‘Tis the season of giving—the time when so many nonprofit organizations go into high gear to tell stories of impact and success. After all, the stories about how these organizations change lives for the better touch our hearts and encourage us to open our wallets or give our time to help someone else. Sharing these stories can be catalytic for both the individuals served and the agencies and entities who serve them.
Sometimes, however, many well-meaning efforts to talk about good works have the unintended consequence of further victimizing the very people they seek to empower—because these narratives can emphasize deficits rather than the strength and dignity of individuals who are offered a hand and change their lives.
Although often invisible, there is an uneven balance of power between the helping organization and recipient of services. The narratives often are framed in this way: Person A was suffering, struggling, in desperate straits until Organization A stepped in to save Person A. Now Person A is doing well. But framing the story in this way marginalizes people, perpetuating the often untrue notion that their suffering is a result of their own failing, masking that the person is actually the victim of social injustice.
Organizations can provide an array of services, but it is the individuals who do the work to make the changes they seek. Organizations are the guide, the supporting character. The people they serve are and should be the heroes.
So how can organizations share their stories in an ethical and responsible way?
1. Understand the Why
Just as in the crafting of any communications effort, the first step should be to ask the purpose in sharing the story. Is this part of a fundraising effort? Are you trying to recruit volunteers? Are you trying to let others who may need your services become aware of how you can help?
Knowing the why provides direction on the audience you seek to engage and what result you seek to achieve. It also keeps you honest.
2. Recognize the Tension Between Donor Needs and Client Dignity
In a competitive landscape for funding, the organizations that break through are able to demonstrate real impact with data and compelling narratives that bring that data to life. The goal is to paint vivid pictures of the work that nonprofit enterprises do every day: a homeless person now in their own home; a sick person on the road to recovery; an elderly shut-in who is no longer alone.
Donors want to be moved and inspired. And because donors unconsciously follow the ‘savior’ narrative, that is the story they expect. To tell your organization’s stories in an ethical and respectful way requires a careful balance between donor expectations and the dignity of the story subjects. That means considering the story in the context of larger social injustice.
3. Ask before Sharing
Before writing case studies or posting success stories on social media, ask those you serve whether they are comfortable sharing their story and how they would like to do so. Recognize that when you ask, some people will want to tell their story; others may be less comfortable, but still feel beholden to the organization and therefore compelled to cooperate. What’s important is that clients own and control their story. Make it clear that they are in charge of their narrative and can opt in or out without fear that it will negatively affect their relationship with the organization. Make the story about the client’s journey fulfilling their aspirations and less about a direct endorsement of the organization’s value.
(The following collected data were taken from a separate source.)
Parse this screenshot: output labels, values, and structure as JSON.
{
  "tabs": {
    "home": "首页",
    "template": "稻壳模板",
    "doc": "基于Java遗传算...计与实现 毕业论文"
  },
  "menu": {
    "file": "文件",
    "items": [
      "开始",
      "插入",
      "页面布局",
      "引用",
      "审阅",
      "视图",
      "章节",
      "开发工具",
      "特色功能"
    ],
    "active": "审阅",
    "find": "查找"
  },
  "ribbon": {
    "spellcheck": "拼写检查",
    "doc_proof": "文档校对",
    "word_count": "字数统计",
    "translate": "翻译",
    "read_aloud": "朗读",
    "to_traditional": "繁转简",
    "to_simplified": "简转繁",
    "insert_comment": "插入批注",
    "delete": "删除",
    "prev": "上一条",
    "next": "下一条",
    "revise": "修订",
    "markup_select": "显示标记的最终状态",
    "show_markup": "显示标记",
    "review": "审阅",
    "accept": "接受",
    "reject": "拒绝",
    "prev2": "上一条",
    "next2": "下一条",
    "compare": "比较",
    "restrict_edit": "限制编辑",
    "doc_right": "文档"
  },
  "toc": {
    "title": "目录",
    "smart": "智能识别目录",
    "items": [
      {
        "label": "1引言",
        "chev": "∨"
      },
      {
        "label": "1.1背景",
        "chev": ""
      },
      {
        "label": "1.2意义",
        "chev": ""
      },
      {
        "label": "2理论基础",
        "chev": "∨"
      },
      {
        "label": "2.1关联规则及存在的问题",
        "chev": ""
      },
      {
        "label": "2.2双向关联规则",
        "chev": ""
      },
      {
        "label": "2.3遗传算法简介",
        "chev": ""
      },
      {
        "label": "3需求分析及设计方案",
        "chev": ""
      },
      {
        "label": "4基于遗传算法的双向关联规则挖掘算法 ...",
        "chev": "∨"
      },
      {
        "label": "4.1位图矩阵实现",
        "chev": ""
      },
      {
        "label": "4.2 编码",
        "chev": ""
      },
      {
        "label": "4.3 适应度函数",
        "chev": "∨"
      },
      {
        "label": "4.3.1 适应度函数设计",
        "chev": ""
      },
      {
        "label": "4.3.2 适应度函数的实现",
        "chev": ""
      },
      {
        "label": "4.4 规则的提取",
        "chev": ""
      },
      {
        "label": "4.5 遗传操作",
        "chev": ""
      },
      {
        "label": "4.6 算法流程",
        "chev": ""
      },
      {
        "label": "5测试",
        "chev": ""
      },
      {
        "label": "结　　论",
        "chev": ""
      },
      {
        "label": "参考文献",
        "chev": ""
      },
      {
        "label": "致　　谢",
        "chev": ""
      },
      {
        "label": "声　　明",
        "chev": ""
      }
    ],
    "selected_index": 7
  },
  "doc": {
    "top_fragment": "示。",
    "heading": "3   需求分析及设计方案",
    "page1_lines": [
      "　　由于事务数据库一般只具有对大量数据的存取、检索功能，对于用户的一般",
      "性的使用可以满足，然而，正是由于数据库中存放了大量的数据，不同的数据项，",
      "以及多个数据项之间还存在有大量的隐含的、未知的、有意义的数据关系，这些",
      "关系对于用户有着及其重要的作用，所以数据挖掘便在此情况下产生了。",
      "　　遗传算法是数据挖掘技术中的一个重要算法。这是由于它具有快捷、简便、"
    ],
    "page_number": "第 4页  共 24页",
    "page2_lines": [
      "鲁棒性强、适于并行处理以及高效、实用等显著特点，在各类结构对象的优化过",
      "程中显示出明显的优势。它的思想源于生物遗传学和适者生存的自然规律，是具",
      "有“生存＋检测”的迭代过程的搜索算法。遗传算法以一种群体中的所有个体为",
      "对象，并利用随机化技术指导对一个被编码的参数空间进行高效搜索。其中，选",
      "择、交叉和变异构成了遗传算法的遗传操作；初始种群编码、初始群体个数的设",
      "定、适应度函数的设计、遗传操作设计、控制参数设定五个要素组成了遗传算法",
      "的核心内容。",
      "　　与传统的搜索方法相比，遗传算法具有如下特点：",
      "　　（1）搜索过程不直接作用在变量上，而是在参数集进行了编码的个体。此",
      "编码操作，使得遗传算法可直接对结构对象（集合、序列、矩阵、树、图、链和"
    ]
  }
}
4. Explain How the Story Will be Used
I remember as a journalist the people who talked with me knowing that their story would be in the paper, but not really understanding what that impact would be. They would share their stories and then later have regrets because they never fully realized how wide and far the publication would go. In one case, a protester at an event came out as a gay man. A few hours later, he called me and begged me not to use his name because he was in the Army Reserve and realized that going public could damage his career. I made the choice not to use his name because I understood that he was a media novice.
Make sure you explain how the story will be used, where it will appear, and that once out there it will be there forever. If you are engaging with the media, make sure you provide coaching and support for your clients when they talk with reporters. Consider having a member of your communications staff or a specialist/consultant be present at the interview.
5. Find Ways to Help People Tell Their Own Stories
One of the greatest gifts we can give to others is agency—that is, the individual’s power and control of their own narrative. Take the time to talk with those you serve about their experiences, what they are comfortable sharing, and what they are not. And if they are interested, find ways to help them share the stories themselves. First person accounts in a client’s own words can be the most powerfully persuasive narrative.
6. Use Language Carefully
When describing needs and challenges, the language can define people by their hardships rather than by who they are as human beings. Be careful not to reinforce implicit biases or stereotypes that could do more harm.
7. Put Client Needs Ahead of the Organization
You want to share the stories of the people your organization serves to create an environment that lets you continue to help others. But their needs, privacy and safety must come before fundraising or any other perceived organizational need. If you have any doubts, don’t do it.
Storytelling is a powerful tool for nonprofits in soliciting support for services to help more people. But it must be done responsibly and ethically, so the people you are trying to help are able to maintain their privacy and dignity, control their own narrative, and command the respect they deserve.